I stated meditation in 1999. To date, I have accumulated 5,800 lifetime practice hours, bulk of which in strict solitary meditation retreats in Nepal. Yes I sat in a room, no contact, no speaking to outer world with an attendant who brought food to me once a day. In total I did 7 months retreat. These retreats gave me a firm foundation to build my practice in my life. In many ways, the current social distancing reminds me of my retreat days, the only difference is my retreat was based on free-will. ⠀⠀

Many people talk about how yoga saved their lives. But for me, it was meditation which saved my life and got me out of my depression and anxiety days from the reliance on medication which in the long run was hurting me.

As with the cultivation of any new habit, the key to success for training in meditation is consistency and less is more. How we train our body (eg in the gym, yoga) is how we train our mind. It is also key to learn from a qualified teacher who embodies the teachings instead of one who is merely repeating textbook verbatim with a certificate (and I mean no disrespect to any certification system). ⠀

There is no overnight success when it comes to achieving greatness and developing a new habit like meditation is no different. So it’s 99% practice and 1 % theory!! 

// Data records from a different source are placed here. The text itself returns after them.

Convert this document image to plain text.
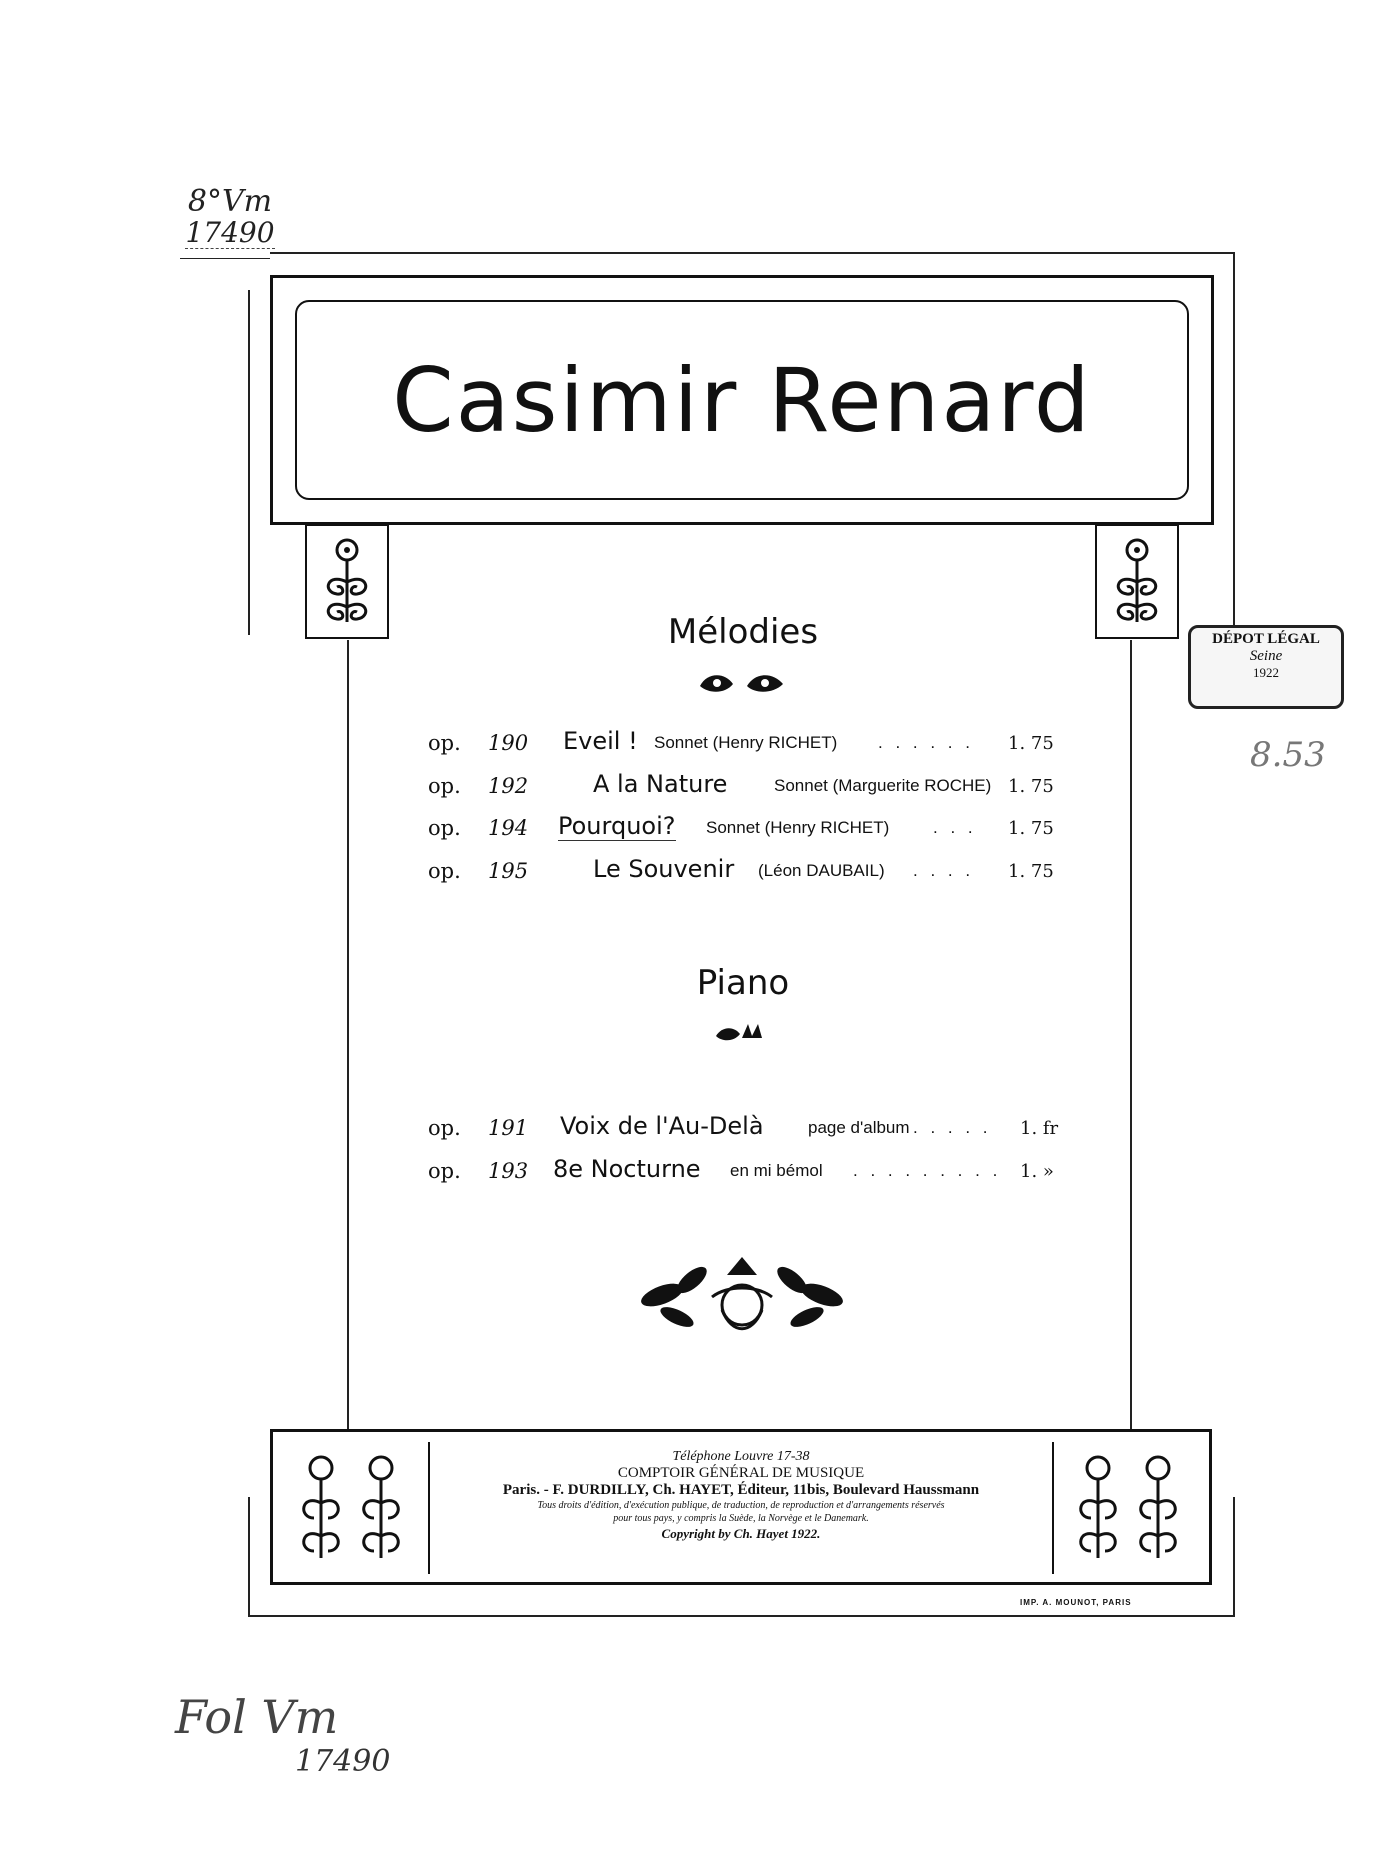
8°Vm
17490
Casimir Renard
DÉPOT LÉGAL
Seine
1922
8.53
Mélodies
op. 190 Eveil ! Sonnet (Henry RICHET) . . . . . . 1. 75
op. 192	A la Nature	Sonnet (Marguerite ROCHE) 1. 75
op. 194 Pourquoi? Sonnet (Henry RICHET)	. . . 1. 75
op. 195	Le Souvenir (Léon DAUBAIL) . . . . 1. 75
Piano
op. 191 Voix de l'Au-Delà	page d'album . . . . . 1. fr
op. 193 8e Nocturne en mi bémol . . . . . . . . . 1. »
Téléphone Louvre 17-38
COMPTOIR GÉNÉRAL DE MUSIQUE
Paris. - F. DURDILLY, Ch. HAYET, Éditeur, 11bis, Boulevard Haussmann
Tous droits d'édition, d'exécution publique, de traduction, de reproduction et d'arrangements réservés
pour tous pays, y compris la Suède, la Norvège et le Danemark.
Copyright by Ch. Hayet 1922.
IMP. A. MOUNOT, PARIS
Fol Vm
17490
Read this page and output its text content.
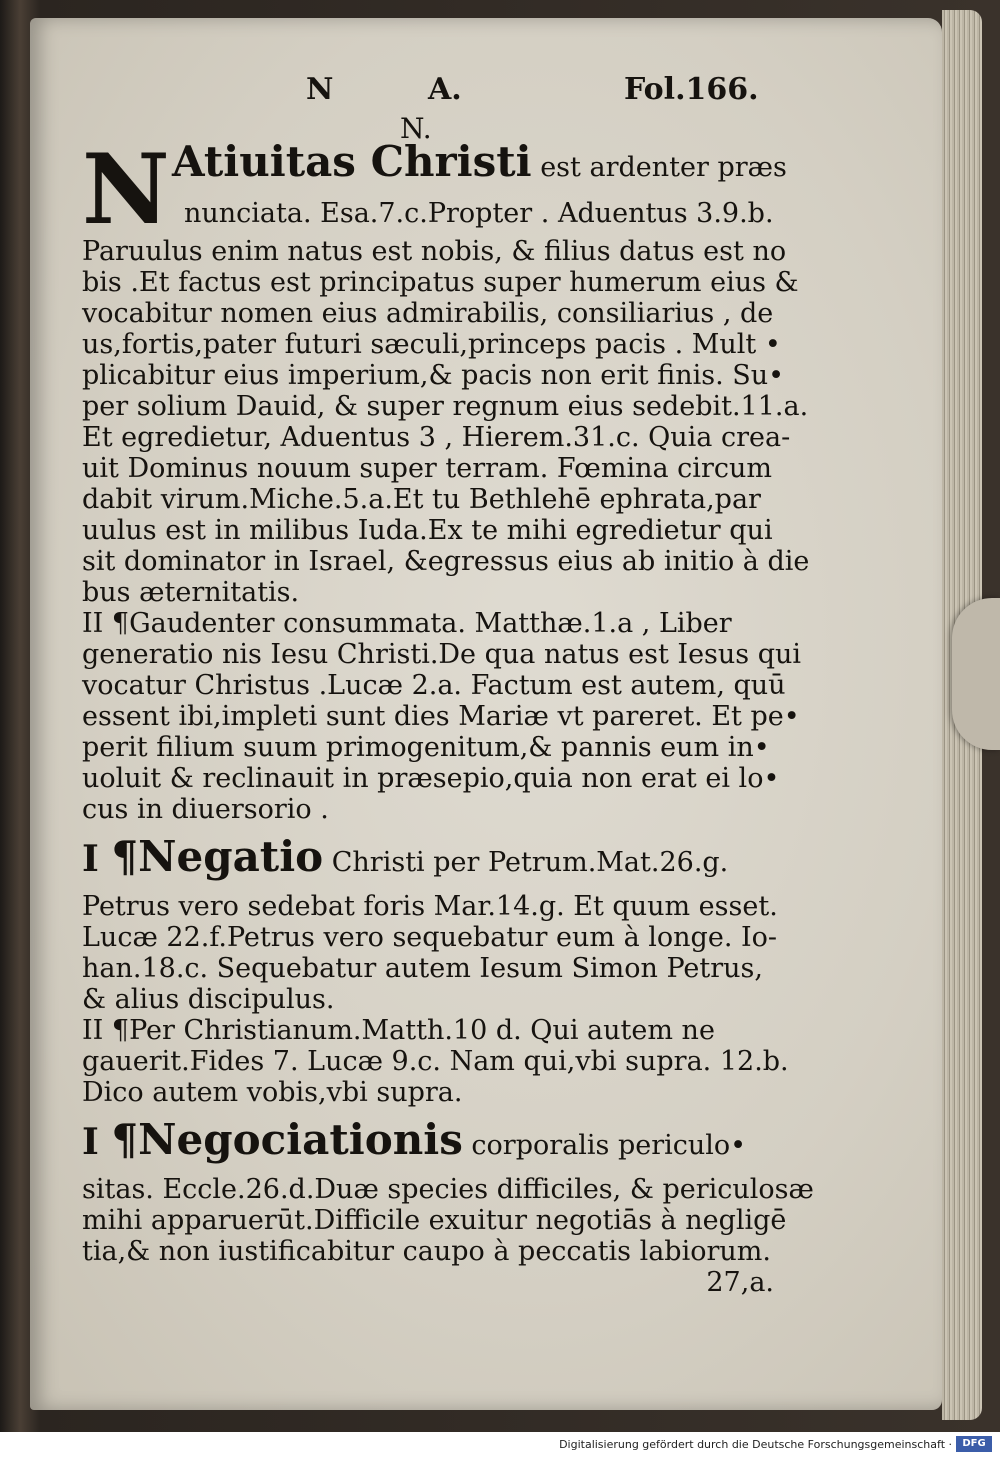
N	A.	Fol.166.
N.
N Atiuitas Christi est ardenter præs
nunciata. Esa.7.c.Propter . Aduentus 3.9.b.
Paruulus enim natus est nobis, & filius datus est no
bis .Et factus est principatus super humerum eius &
vocabitur nomen eius admirabilis, consiliarius , de
us,fortis,pater futuri sæculi,princeps pacis . Mult •
plicabitur eius imperium,& pacis non erit finis. Su•
per solium Dauid, & super regnum eius sedebit.11.a.
Et egredietur, Aduentus 3 , Hierem.31.c. Quia crea-
uit Dominus nouum super terram. Fœmina circum
dabit virum.Miche.5.a.Et tu Bethlehē ephrata,par
uulus est in milibus Iuda.Ex te mihi egredietur qui
sit dominator in Israel, &egressus eius ab initio à die
bus æternitatis.
II ¶Gaudenter consummata. Matthæ.1.a , Liber
generatio nis Iesu Christi.De qua natus est Iesus qui
vocatur Christus .Lucæ 2.a. Factum est autem, quū
essent ibi,impleti sunt dies Mariæ vt pareret. Et pe•
perit filium suum primogenitum,& pannis eum in•
uoluit & reclinauit in præsepio,quia non erat ei lo•
cus in diuersorio .
I ¶Negatio Christi per Petrum.Mat.26.g.
Petrus vero sedebat foris Mar.14.g. Et quum esset.
Lucæ 22.f.Petrus vero sequebatur eum à longe. Io-
han.18.c. Sequebatur autem Iesum Simon Petrus,
& alius discipulus.
II ¶Per Christianum.Matth.10 d. Qui autem ne
gauerit.Fides 7. Lucæ 9.c. Nam qui,vbi supra. 12.b.
Dico autem vobis,vbi supra.
I ¶Negociationis corporalis periculo•
sitas. Eccle.26.d.Duæ species difficiles, & periculosæ
mihi apparuerūt.Difficile exuitur negotiās à negligē
tia,& non iustificabitur caupo à peccatis labiorum.
27,a.
Digitalisierung gefördert durch die Deutsche Forschungsgemeinschaft ·	DFG
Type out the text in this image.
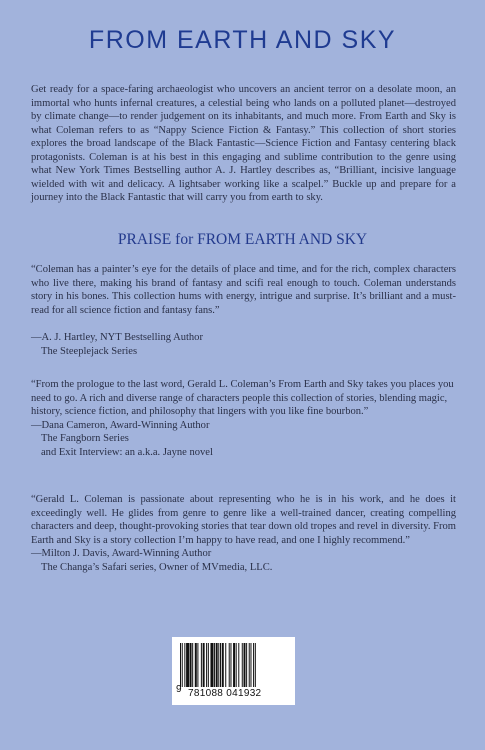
FROM EARTH AND SKY

Get ready for a space-faring archaeologist who uncovers an ancient terror on a desolate moon, an immortal who hunts infernal creatures, a celestial being who lands on a polluted planet—destroyed by climate change—to render judgement on its inhabitants, and much more. From Earth and Sky is what Coleman refers to as “Nappy Science Fiction & Fantasy.” This collection of short stories explores the broad landscape of the Black Fantastic—Science Fiction and Fantasy centering black protagonists. Coleman is at his best in this engaging and sublime contribution to the genre using what New York Times Bestselling author A. J. Hartley describes as, “Brilliant, incisive language wielded with wit and delicacy. A lightsaber working like a scalpel.” Buckle up and prepare for a journey into the Black Fantastic that will carry you from earth to sky.

PRAISE for FROM EARTH AND SKY

“Coleman has a painter’s eye for the details of place and time, and for the rich, complex characters who live there, making his brand of fantasy and scifi real enough to touch. Coleman understands story in his bones. This collection hums with energy, intrigue and surprise. It’s brilliant and a must-read for all science fiction and fantasy fans.”

—A. J. Hartley, NYT Bestselling Author

The Steeplejack Series

“From the prologue to the last word, Gerald L. Coleman’s From Earth and Sky takes you places you need to go. A rich and diverse range of characters people this collection of stories, blending magic, history, science fiction, and philosophy that lingers with you like fine bourbon.”

—Dana Cameron, Award-Winning Author

The Fangborn Series

and Exit Interview: an a.k.a. Jayne novel

“Gerald L. Coleman is passionate about representing who he is in his work, and he does it exceedingly well. He glides from genre to genre like a well-trained dancer, creating compelling characters and deep, thought-provoking stories that tear down old tropes and revel in diversity. From Earth and Sky is a story collection I’m happy to have read, and one I highly recommend.”

—Milton J. Davis, Award-Winning Author

The Changa’s Safari series, Owner of MVmedia, LLC.

9 781088 041932
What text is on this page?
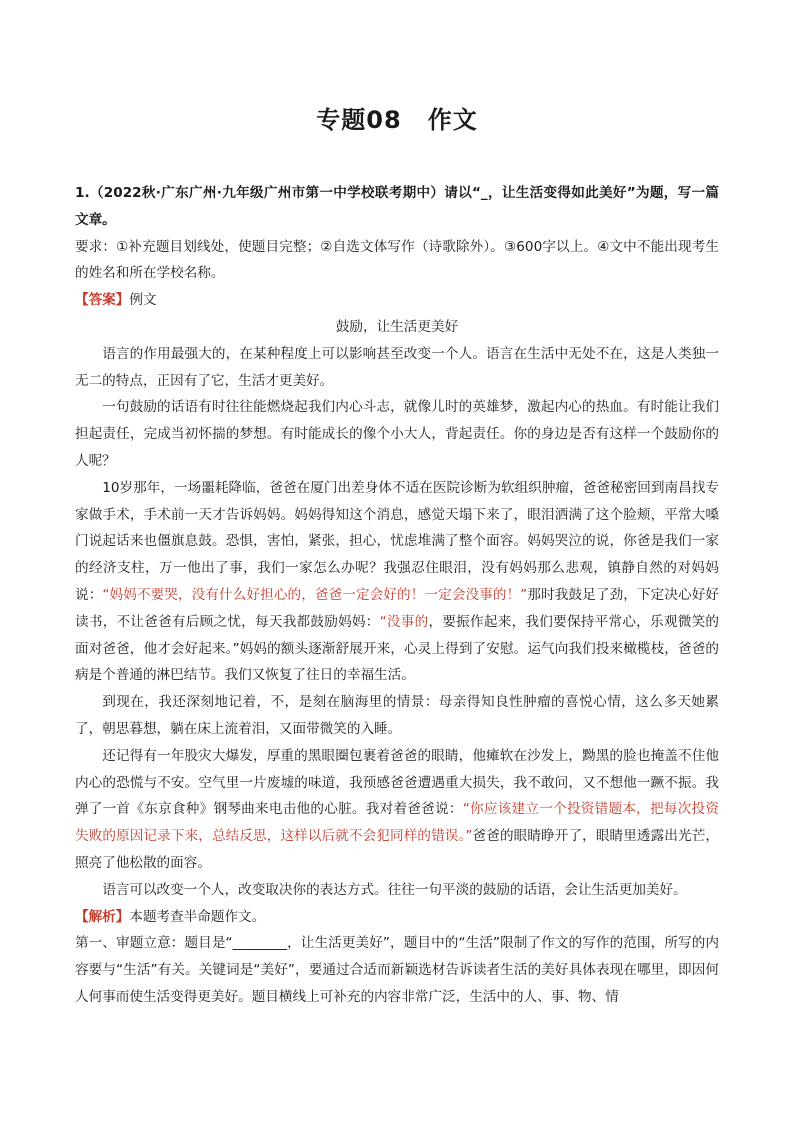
专题08 作文

1.（2022秋·广东广州·九年级广州市第一中学校联考期中）请以“_，让生活变得如此美好”为题，写一篇文章。

要求：①补充题目划线处，使题目完整；②自选文体写作（诗歌除外）。③600字以上。④文中不能出现考生的姓名和所在学校名称。

【答案】例文

鼓励，让生活更美好

语言的作用最强大的，在某种程度上可以影响甚至改变一个人。语言在生活中无处不在，这是人类独一无二的特点，正因有了它，生活才更美好。

一句鼓励的话语有时往往能燃烧起我们内心斗志，就像儿时的英雄梦，激起内心的热血。有时能让我们担起责任，完成当初怀揣的梦想。有时能成长的像个小大人，背起责任。你的身边是否有这样一个鼓励你的人呢？

10岁那年，一场噩耗降临，爸爸在厦门出差身体不适在医院诊断为软组织肿瘤，爸爸秘密回到南昌找专家做手术，手术前一天才告诉妈妈。妈妈得知这个消息，感觉天塌下来了，眼泪洒满了这个脸颊，平常大嗓门说起话来也僵旗息鼓。恐惧，害怕，紧张，担心，忧虑堆满了整个面容。妈妈哭泣的说，你爸是我们一家的经济支柱，万一他出了事，我们一家怎么办呢？我强忍住眼泪，没有妈妈那么悲观，镇静自然的对妈妈说：“妈妈不要哭，没有什么好担心的，爸爸一定会好的！一定会没事的！”那时我鼓足了劲，下定决心好好读书，不让爸爸有后顾之忧，每天我都鼓励妈妈：“没事的，要振作起来，我们要保持平常心，乐观微笑的面对爸爸，他才会好起来。”妈妈的额头逐渐舒展开来，心灵上得到了安慰。运气向我们投来橄榄枝，爸爸的病是个普通的淋巴结节。我们又恢复了往日的幸福生活。

到现在，我还深刻地记着，不，是刻在脑海里的情景：母亲得知良性肿瘤的喜悦心情，这么多天她累了，朝思暮想，躺在床上流着泪，又面带微笑的入睡。

还记得有一年股灾大爆发，厚重的黑眼圈包裹着爸爸的眼睛，他瘫软在沙发上，黝黑的脸也掩盖不住他内心的恐慌与不安。空气里一片废墟的味道，我预感爸爸遭遇重大损失，我不敢问，又不想他一蹶不振。我弹了一首《东京食种》钢琴曲来电击他的心脏。我对着爸爸说：“你应该建立一个投资错题本，把每次投资失败的原因记录下来，总结反思，这样以后就不会犯同样的错误。”爸爸的眼睛睁开了，眼睛里透露出光芒，照亮了他松散的面容。

语言可以改变一个人，改变取决你的表达方式。往往一句平淡的鼓励的话语，会让生活更加美好。

【解析】本题考查半命题作文。

第一、审题立意：题目是“________，让生活更美好”，题目中的“生活”限制了作文的写作的范围，所写的内容要与“生活”有关。关键词是“美好”，要通过合适而新颖选材告诉读者生活的美好具体表现在哪里，即因何人何事而使生活变得更美好。题目横线上可补充的内容非常广泛，生活中的人、事、物、情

If you feel like having some calm and balance during this uncertain time, please check out my “Hello Me- One Cycle of Breath meditation”. I hope it will bring you some calm and inspire you to choose living in a mindful and awakened way.

May all beings be happy

May all beings be free from suffering.

May all beings never part with authentic happiness.

May all beings stay in equanimity without hatred and aversion to those near and far.